雲がはれて、盆地の向こうに姿を現すであろう飯豊の山塊を想像しながら、再訪を決心していました。
喜多方の魅力をまたひとつ発見しました。


  会津喜多方雄国農園
    喜多方市熊倉雄国字獅子沢577
    0241−24−3101
        営業時間  11:00〜20:00




  • 喫茶閑話

講談社週刊現代がエッセイを募集していた「京都・奈良、私の散歩道」に入賞しました。
この春4月、友人から「おい、お前向きのエッセイ募集があるぞ」と教えられ、一晩で書き上げたエッセイが思わぬ賞をいただきました。
ご褒美は京都・奈良への旅行です。
暑さが一段落したら、またあの路地に立ってみたいと思っています。



斑鳩の路地」


喧騒の中、あしばやに法隆寺の参拝を済ませると私の足は西里の集落へ向かった。
上々の天気である。
もうすぐ立夏
頭上にはもう初夏の青空が広がっている。
わずかな距離を歩いただけで静寂が支配する。
私は土塀の路地を記憶をたどりながら歩いていく。
西里。
この斑鳩の塊村は、もともとは法隆寺の修繕・維持管理に従事した人々が住んだという。
平安の遷都と共に大半の人は京に移り、千年の時間が集落の印象を平らかなものに風化させていく。
迷路のように細く縫った路地が続いている。
土塀と漆喰の剥げ落ちた民家の壁にはさまれて、曲がりくねった路地が続いている。
掘割の水がやわらかい音をたてている。
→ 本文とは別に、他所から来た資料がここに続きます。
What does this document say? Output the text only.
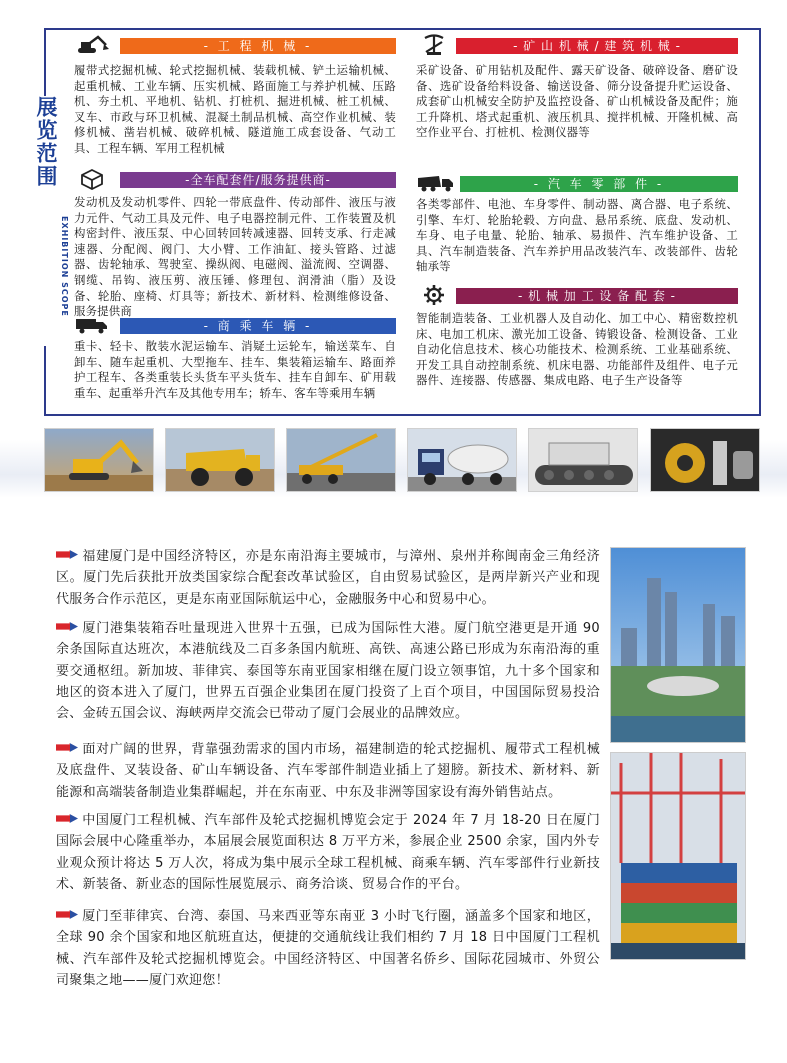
- 工 程 机 械 -
履带式挖掘机械、轮式挖掘机械、装载机械、铲土运输机械、起重机械、工业车辆、压实机械、路面施工与养护机械、压路机、夯土机、平地机、钻机、打桩机、掘进机械、桩工机械、叉车、市政与环卫机械、混凝土制品机械、高空作业机械、装修机械、凿岩机械、破碎机械、隧道施工成套设备、气动工具、工程车辆、军用工程机械
-全车配套件/服务提供商-
发动机及发动机零件、四轮一带底盘件、传动部件、液压与液力元件、气动工具及元件、电子电器控制元件、工作装置及机构密封件、液压泵、中心回转回转减速器、回转支承、行走减速器、分配阀、阀门、大小臂、工作油缸、接头管路、过滤器、齿轮轴承、驾驶室、操纵阀、电磁阀、溢流阀、空调器、钢缆、吊钩、液压剪、液压锤、修理包、润滑油（脂）及设备、轮胎、座椅、灯具等；新技术、新材料、检测维修设备、服务提供商
- 商 乘 车 辆 -
重卡、轻卡、散装水泥运输车、消疑土运轮车，输送菜车、自卸车、随车起重机、大型拖车、挂车、集装箱运输车、路面养护工程车、各类重装长头货车平头货车、挂车自卸车、矿用载重车、起重举升汽车及其他专用车；轿车、客车等乘用车辆
- 矿 山 机 械 / 建 筑 机 械 -
采矿设备、矿用钻机及配件、露天矿设备、破碎设备、磨矿设备、选矿设备给料设备、输送设备、筛分设备提升贮运设备、成套矿山机械安全防护及监控设备、矿山机械设备及配件；施工升降机、塔式起重机、液压机具、搅拌机械、开隆机械、高空作业平台、打桩机、检测仪器等
- 汽 车 零 部 件 -
各类零部件、电池、车身零件、制动器、离合器、电子系统、引擎、车灯、轮胎轮毂、方向盘、悬吊系统、底盘、发动机、车身、电子电量、轮胎、轴承、易损件、汽车维护设备、工具、汽车制造装备、汽车养护用品改装汽车、改装部件、齿轮轴承等
- 机 械 加 工 设 备 配 套 -
智能制造装备、工业机器人及自动化、加工中心、精密数控机床、电加工机床、激光加工设备、铸锻设备、检测设备、工业自动化信息技术、核心功能技术、检测系统、工业基础系统、开发工具自动控制系统、机床电器、功能部件及组件、电子元器件、连接器、传感器、集成电路、电子生产设备等
展览范围
EXHIBITION SCOPE
福建厦门是中国经济特区，亦是东南沿海主要城市，与漳州、泉州并称闽南金三角经济区。厦门先后获批开放类国家综合配套改革试验区，自由贸易试验区，是两岸新兴产业和现代服务合作示范区，更是东南亚国际航运中心，金融服务中心和贸易中心。
厦门港集装箱吞吐量现进入世界十五强，已成为国际性大港。厦门航空港更是开通 90 余条国际直达班次，本港航线及二百多条国内航班、高铁、高速公路已形成为东南沿海的重要交通枢纽。新加坡、菲律宾、泰国等东南亚国家相继在厦门设立领事馆，九十多个国家和地区的资本进入了厦门，世界五百强企业集团在厦门投资了上百个项目，中国国际贸易投洽会、金砖五国会议、海峡两岸交流会已带动了厦门会展业的品牌效应。
面对广阔的世界，背靠强劲需求的国内市场，福建制造的轮式挖掘机、履带式工程机械及底盘件、叉装设备、矿山车辆设备、汽车零部件制造业插上了翅膀。新技术、新材料、新能源和高端装备制造业集群崛起，并在东南亚、中东及非洲等国家设有海外销售站点。
中国厦门工程机械、汽车部件及轮式挖掘机博览会定于 2024 年 7 月 18-20 日在厦门国际会展中心隆重举办，本届展会展览面积达 8 万平方米，参展企业 2500 余家，国内外专业观众预计将达 5 万人次，将成为集中展示全球工程机械、商乘车辆、汽车零部件行业新技术、新装备、新业态的国际性展览展示、商务洽谈、贸易合作的平台。
厦门至菲律宾、台湾、泰国、马来西亚等东南亚 3 小时飞行圈，涵盖多个国家和地区，全球 90 余个国家和地区航班直达，便捷的交通航线让我们相约 7 月 18 日中国厦门工程机械、汽车部件及轮式挖掘机博览会。中国经济特区、中国著名侨乡、国际花园城市、外贸公司聚集之地——厦门欢迎您！
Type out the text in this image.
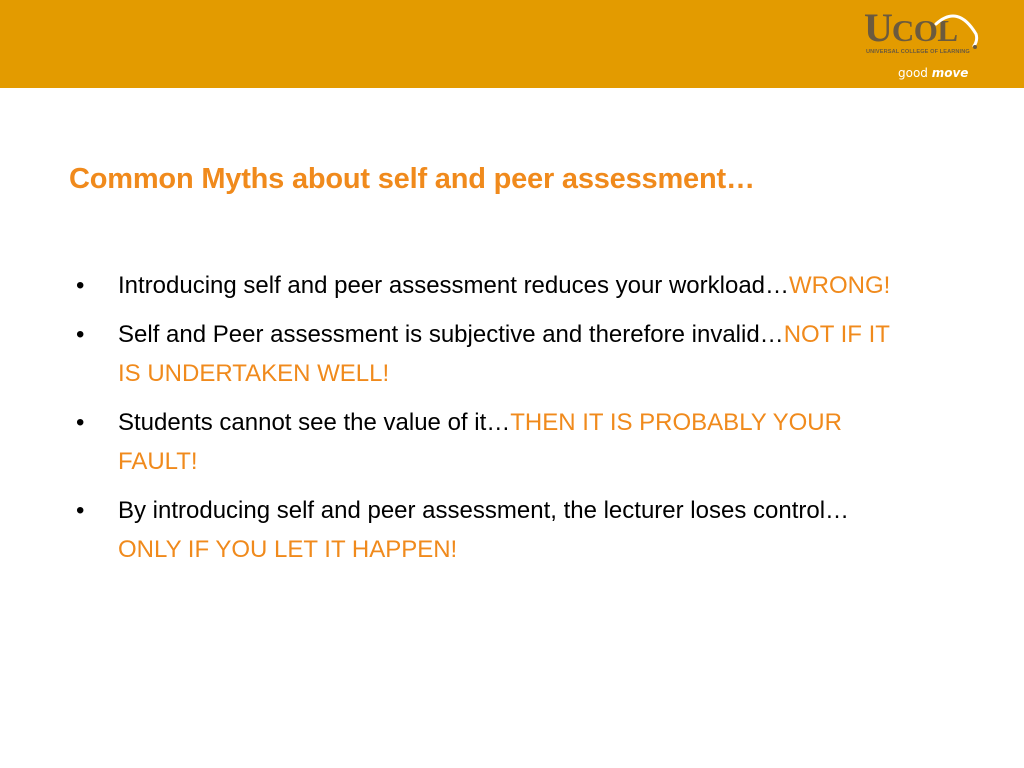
UCOL
UNIVERSAL COLLEGE OF LEARNING
good move
Common Myths about self and peer assessment…
• Introducing self and peer assessment reduces your workload…WRONG!
• Self and Peer assessment is subjective and therefore invalid…NOT IF IT IS UNDERTAKEN WELL!
• Students cannot see the value of it…THEN IT IS PROBABLY YOUR FAULT!
• By introducing self and peer assessment, the lecturer loses control… ONLY IF YOU LET IT HAPPEN!
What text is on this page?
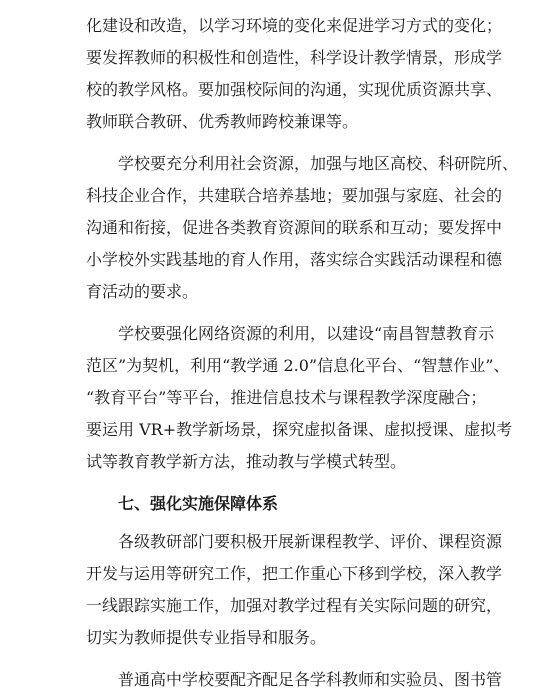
化建设和改造，以学习环境的变化来促进学习方式的变化；
要发挥教师的积极性和创造性，科学设计教学情景，形成学
校的教学风格。要加强校际间的沟通，实现优质资源共享、
教师联合教研、优秀教师跨校兼课等。
学校要充分利用社会资源，加强与地区高校、科研院所、
科技企业合作，共建联合培养基地；要加强与家庭、社会的
沟通和衔接，促进各类教育资源间的联系和互动；要发挥中
小学校外实践基地的育人作用，落实综合实践活动课程和德
育活动的要求。
学校要强化网络资源的利用，以建设“南昌智慧教育示
范区”为契机，利用“教学通 2.0”信息化平台、“智慧作业”、
“教育平台”等平台，推进信息技术与课程教学深度融合；
要运用 VR+教学新场景，探究虚拟备课、虚拟授课、虚拟考
试等教育教学新方法，推动教与学模式转型。
七、强化实施保障体系
各级教研部门要积极开展新课程教学、评价、课程资源
开发与运用等研究工作，把工作重心下移到学校，深入教学
一线跟踪实施工作，加强对教学过程有关实际问题的研究，
切实为教师提供专业指导和服务。
普通高中学校要配齐配足各学科教师和实验员、图书管
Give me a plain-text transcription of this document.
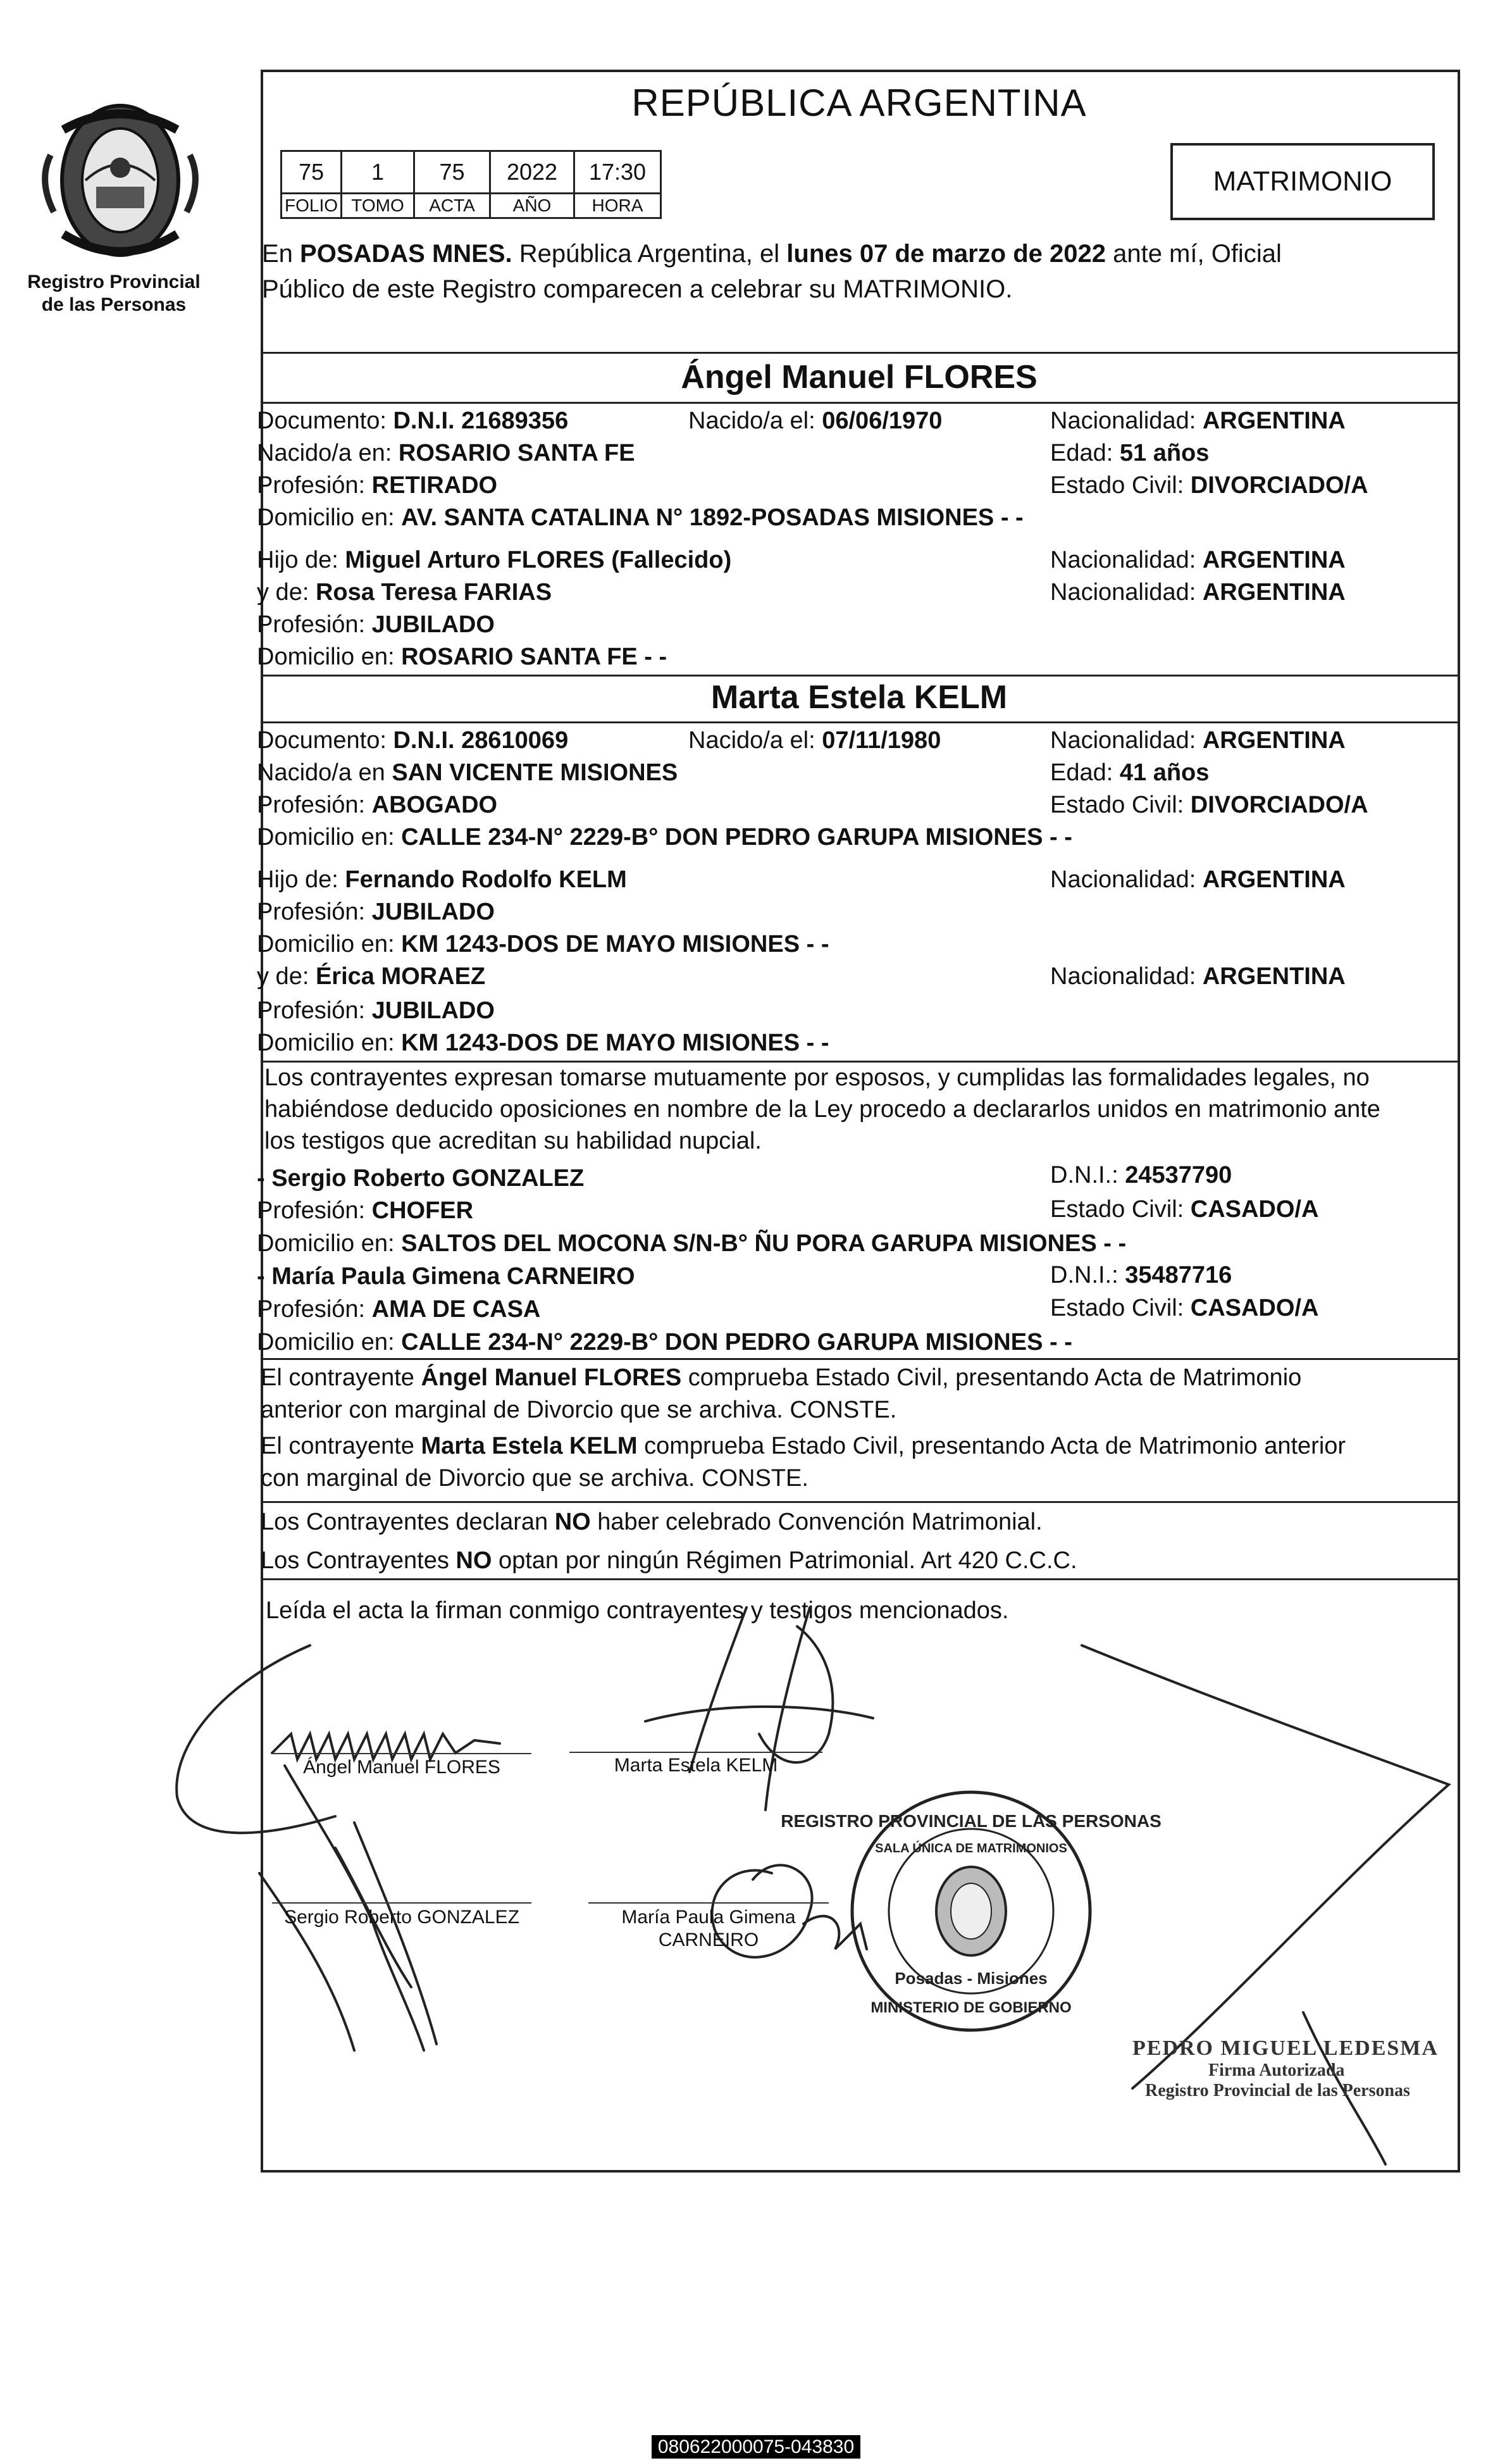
Registro Provincial
de las Personas
REPÚBLICA ARGENTINA
75	1	75	2022	17:30
FOLIO	TOMO	ACTA	AÑO	HORA
MATRIMONIO
En POSADAS MNES. República Argentina, el lunes 07 de marzo de 2022 ante mí, Oficial
Público de este Registro comparecen a celebrar su MATRIMONIO.
Ángel Manuel FLORES
Documento: D.N.I. 21689356	Nacido/a el: 06/06/1970	Nacionalidad: ARGENTINA
Nacido/a en: ROSARIO SANTA FE	Edad: 51 años
Profesión: RETIRADO	Estado Civil: DIVORCIADO/A
Domicilio en: AV. SANTA CATALINA N° 1892-POSADAS MISIONES - -
Hijo de: Miguel Arturo FLORES (Fallecido)	Nacionalidad: ARGENTINA
y de: Rosa Teresa FARIAS	Nacionalidad: ARGENTINA
Profesión: JUBILADO
Domicilio en: ROSARIO SANTA FE - -
Marta Estela KELM
Documento: D.N.I. 28610069	Nacido/a el: 07/11/1980	Nacionalidad: ARGENTINA
Nacido/a en SAN VICENTE MISIONES	Edad: 41 años
Profesión: ABOGADO	Estado Civil: DIVORCIADO/A
Domicilio en: CALLE 234-N° 2229-B° DON PEDRO GARUPA MISIONES - -
Hijo de: Fernando Rodolfo KELM	Nacionalidad: ARGENTINA
Profesión: JUBILADO
Domicilio en: KM 1243-DOS DE MAYO MISIONES - -
y de: Érica MORAEZ	Nacionalidad: ARGENTINA
Profesión: JUBILADO
Domicilio en: KM 1243-DOS DE MAYO MISIONES - -
Los contrayentes expresan tomarse mutuamente por esposos, y cumplidas las formalidades legales, no
habiéndose deducido oposiciones en nombre de la Ley procedo a declararlos unidos en matrimonio ante
los testigos que acreditan su habilidad nupcial.
- Sergio Roberto GONZALEZ	D.N.I.: 24537790
Profesión: CHOFER	Estado Civil: CASADO/A
Domicilio en: SALTOS DEL MOCONA S/N-B° ÑU PORA GARUPA MISIONES - -
- María Paula Gimena CARNEIRO	D.N.I.: 35487716
Profesión: AMA DE CASA	Estado Civil: CASADO/A
Domicilio en: CALLE 234-N° 2229-B° DON PEDRO GARUPA MISIONES - -
El contrayente Ángel Manuel FLORES comprueba Estado Civil, presentando Acta de Matrimonio
anterior con marginal de Divorcio que se archiva. CONSTE.
El contrayente Marta Estela KELM comprueba Estado Civil, presentando Acta de Matrimonio anterior
con marginal de Divorcio que se archiva. CONSTE.
Los Contrayentes declaran NO haber celebrado Convención Matrimonial.
Los Contrayentes NO optan por ningún Régimen Patrimonial. Art 420 C.C.C.
Leída el acta la firman conmigo contrayentes y testigos mencionados.
Ángel Manuel FLORES	Marta Estela KELM
Sergio Roberto GONZALEZ	María Paula Gimena
CARNEIRO
REGISTRO PROVINCIAL DE LAS PERSONAS
SALA ÚNICA DE MATRIMONIOS
Posadas - Misiones
MINISTERIO DE GOBIERNO
PEDRO MIGUEL LEDESMA
Firma Autorizada
Registro Provincial de las Personas
080622000075-043830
土塀越に柿の新芽が萌えている。
角を曲がると見覚えのある場所。
いくぶんか広がりのあるこの径は、あの日、花柄のワンピースの君と手をつないで歩いた径。
将来に何の不安も持たなかった私たちの歩いた径。
私はさらに歩みを緩め、時を越えようとしていた。
君の姿を追い求めていた。
あの声を探そうとしていた。
違った人生に想いをめぐらしていたのだ。
ふと、
顔を上げると、君がいた。
花柄のワンピース姿の君がいた。変わらぬ笑顔の君がいた。
私と、私の中の君と歩く土塀の路地。
しばしの時間旅行。
生き様を確かめる径。
やがて、
思索の路地を抜けると私は大きくため息をついた。
そして、
再び顔を上げると、大和屋根の向こうに見える五重塔をめざして、ちからを込めて歩きだした。